One must obey the rule that one ought to tell the truth, even if the consequences of breaking the rule would be better. Others hold that rightness or wrongness cannot be captured by a set of moral rules at all, and that it is not simply the consequences of an action which determine its moral status. Rather, one ought to be a virtuous person, one who has certain emotional reactions to various situations, reactions which lead one to behave in ways which are virtuous, honest, generous or kind. Practical ethics is the study of specific, practical ethical problems such as abortion, euthanasia, war and out treatment of animals. Clearly, the study of practical ethical issues is not independent of the study of general normative principles. General normative principles have implications for specific practical ethical problems, so acceptance of a general normative principle may lead one to change one's opinions about a specific practical issue, and one's firm conviction concerning a specific practical issue may lead one to see the failing of a general normative principle.

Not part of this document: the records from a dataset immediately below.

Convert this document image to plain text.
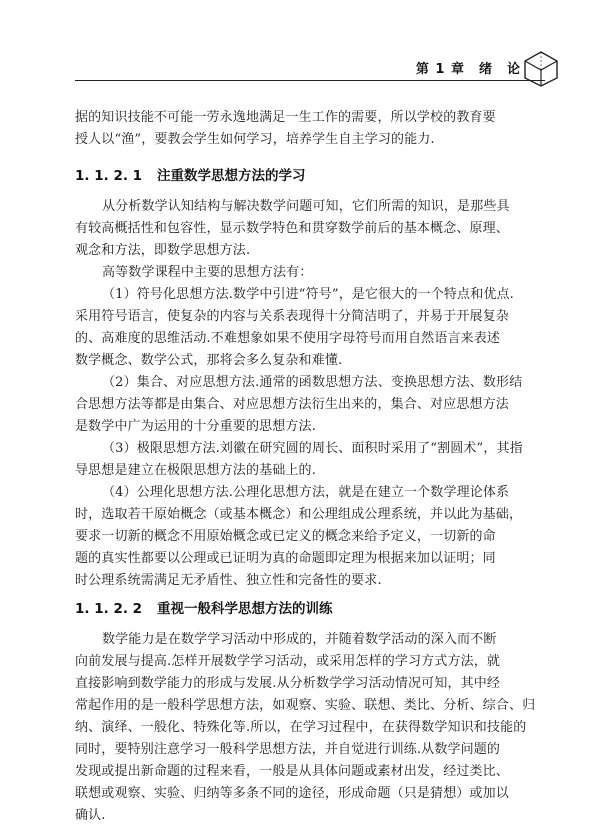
第 1 章　绪　论

据的知识技能不可能一劳永逸地满足一生工作的需要，所以学校的教育要

授人以“渔”，要教会学生如何学习，培养学生自主学习的能力.

1. 1. 2. 1 注重数学思想方法的学习

从分析数学认知结构与解决数学问题可知，它们所需的知识，是那些具

有较高概括性和包容性，显示数学特色和贯穿数学前后的基本概念、原理、

观念和方法，即数学思想方法.

高等数学课程中主要的思想方法有：

（1）符号化思想方法.数学中引进“符号”，是它很大的一个特点和优点.

采用符号语言，使复杂的内容与关系表现得十分简洁明了，并易于开展复杂

的、高难度的思维活动.不难想象如果不使用字母符号而用自然语言来表述

数学概念、数学公式，那将会多么复杂和难懂.

（2）集合、对应思想方法.通常的函数思想方法、变换思想方法、数形结

合思想方法等都是由集合、对应思想方法衍生出来的，集合、对应思想方法

是数学中广为运用的十分重要的思想方法.

（3）极限思想方法.刘徽在研究圆的周长、面积时采用了“割圆术”，其指

导思想是建立在极限思想方法的基础上的.

（4）公理化思想方法.公理化思想方法，就是在建立一个数学理论体系

时，选取若干原始概念（或基本概念）和公理组成公理系统，并以此为基础，

要求一切新的概念不用原始概念或已定义的概念来给予定义，一切新的命

题的真实性都要以公理或已证明为真的命题即定理为根据来加以证明；同

时公理系统需满足无矛盾性、独立性和完备性的要求.

1. 1. 2. 2 重视一般科学思想方法的训练

数学能力是在数学学习活动中形成的，并随着数学活动的深入而不断

向前发展与提高.怎样开展数学学习活动，或采用怎样的学习方式方法，就

直接影响到数学能力的形成与发展.从分析数学学习活动情况可知，其中经

常起作用的是一般科学思想方法，如观察、实验、联想、类比、分析、综合、归

纳、演绎、一般化、特殊化等.所以，在学习过程中，在获得数学知识和技能的

同时，要特别注意学习一般科学思想方法，并自觉进行训练.从数学问题的

发现或提出新命题的过程来看，一般是从具体问题或素材出发，经过类比、

联想或观察、实验、归纳等多条不同的途径，形成命题（只是猜想）或加以

确认.
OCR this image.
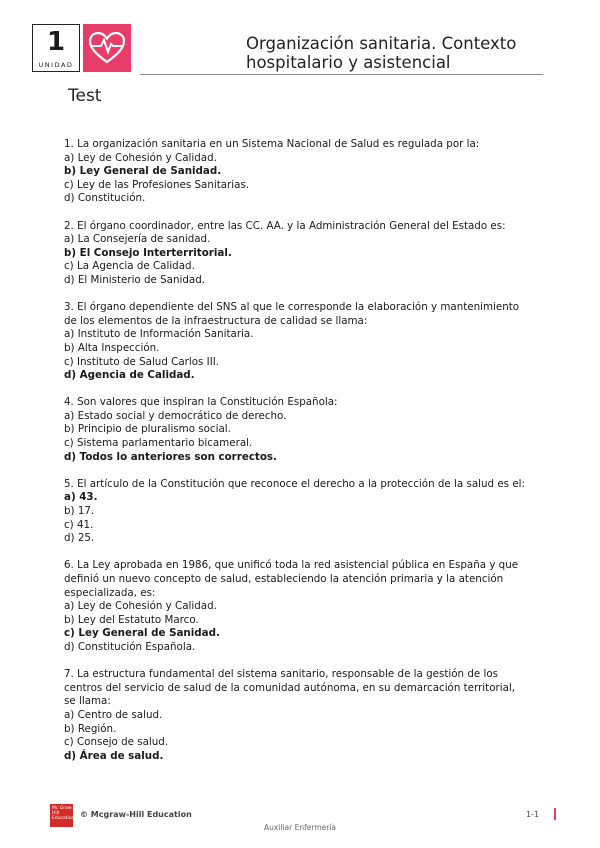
1
UNIDAD
Organización sanitaria. Contexto
hospitalario y asistencial
Test
1. La organización sanitaria en un Sistema Nacional de Salud es regulada por la:
a) Ley de Cohesión y Calidad.
b) Ley General de Sanidad.
c) Ley de las Profesiones Sanitarias.
d) Constitución.
2. El órgano coordinador, entre las CC. AA. y la Administración General del Estado es:
a) La Consejería de sanidad.
b) El Consejo Interterritorial.
c) La Agencia de Calidad.
d) El Ministerio de Sanidad.
3. El órgano dependiente del SNS al que le corresponde la elaboración y mantenimiento
de los elementos de la infraestructura de calidad se llama:
a) Instituto de Información Sanitaria.
b) Alta Inspección.
c) Instituto de Salud Carlos III.
d) Agencia de Calidad.
4. Son valores que inspiran la Constitución Española:
a) Estado social y democrático de derecho.
b) Principio de pluralismo social.
c) Sistema parlamentario bicameral.
d) Todos lo anteriores son correctos.
5. El artículo de la Constitución que reconoce el derecho a la protección de la salud es el:
a) 43.
b) 17.
c) 41.
d) 25.
6. La Ley aprobada en 1986, que unificó toda la red asistencial pública en España y que
definió un nuevo concepto de salud, estableciendo la atención primaria y la atención
especializada, es:
a) Ley de Cohesión y Calidad.
b) Ley del Estatuto Marco.
c) Ley General de Sanidad.
d) Constitución Española.
7. La estructura fundamental del sistema sanitario, responsable de la gestión de los
centros del servicio de salud de la comunidad autónoma, en su demarcación territorial,
se llama:
a) Centro de salud.
b) Región.
c) Consejo de salud.
d) Área de salud.
Mc Graw Hill Education © Mcgraw-Hill Education	1-1
Auxiliar Enfermería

Meta-ethics is not concerned with which moral principles which we should follow, or how they relate to specific practical problems, but investigates abstract conceptual and metaphysical issues which arise for any moral principle. One meta-ethical claim is that any moral judgement concerning a particular is universal to all similar particulars. Emotivism claims that moral judgements are simply expressions of emotions. Descriptivism claims that moral terms are purely descriptive. Prescriptivism claims that moral terms have two independent components of meaning: descriptive and evaluative. Ethical relativism is the doctrine that moral judgements are true or false only relative to a particular context. Some hold that murder is wrong because God has commanded us not to commit murder. Ethical Intuitionism is the doctrine that there is a special faculty of moral intuition which gives us access to moral facts, to facts about how we ought to behave. The naturalistic fallacy is the supposed fallacy of inferring an 'ought' from an 'is': the issue
being whether ethics is objective or subjective.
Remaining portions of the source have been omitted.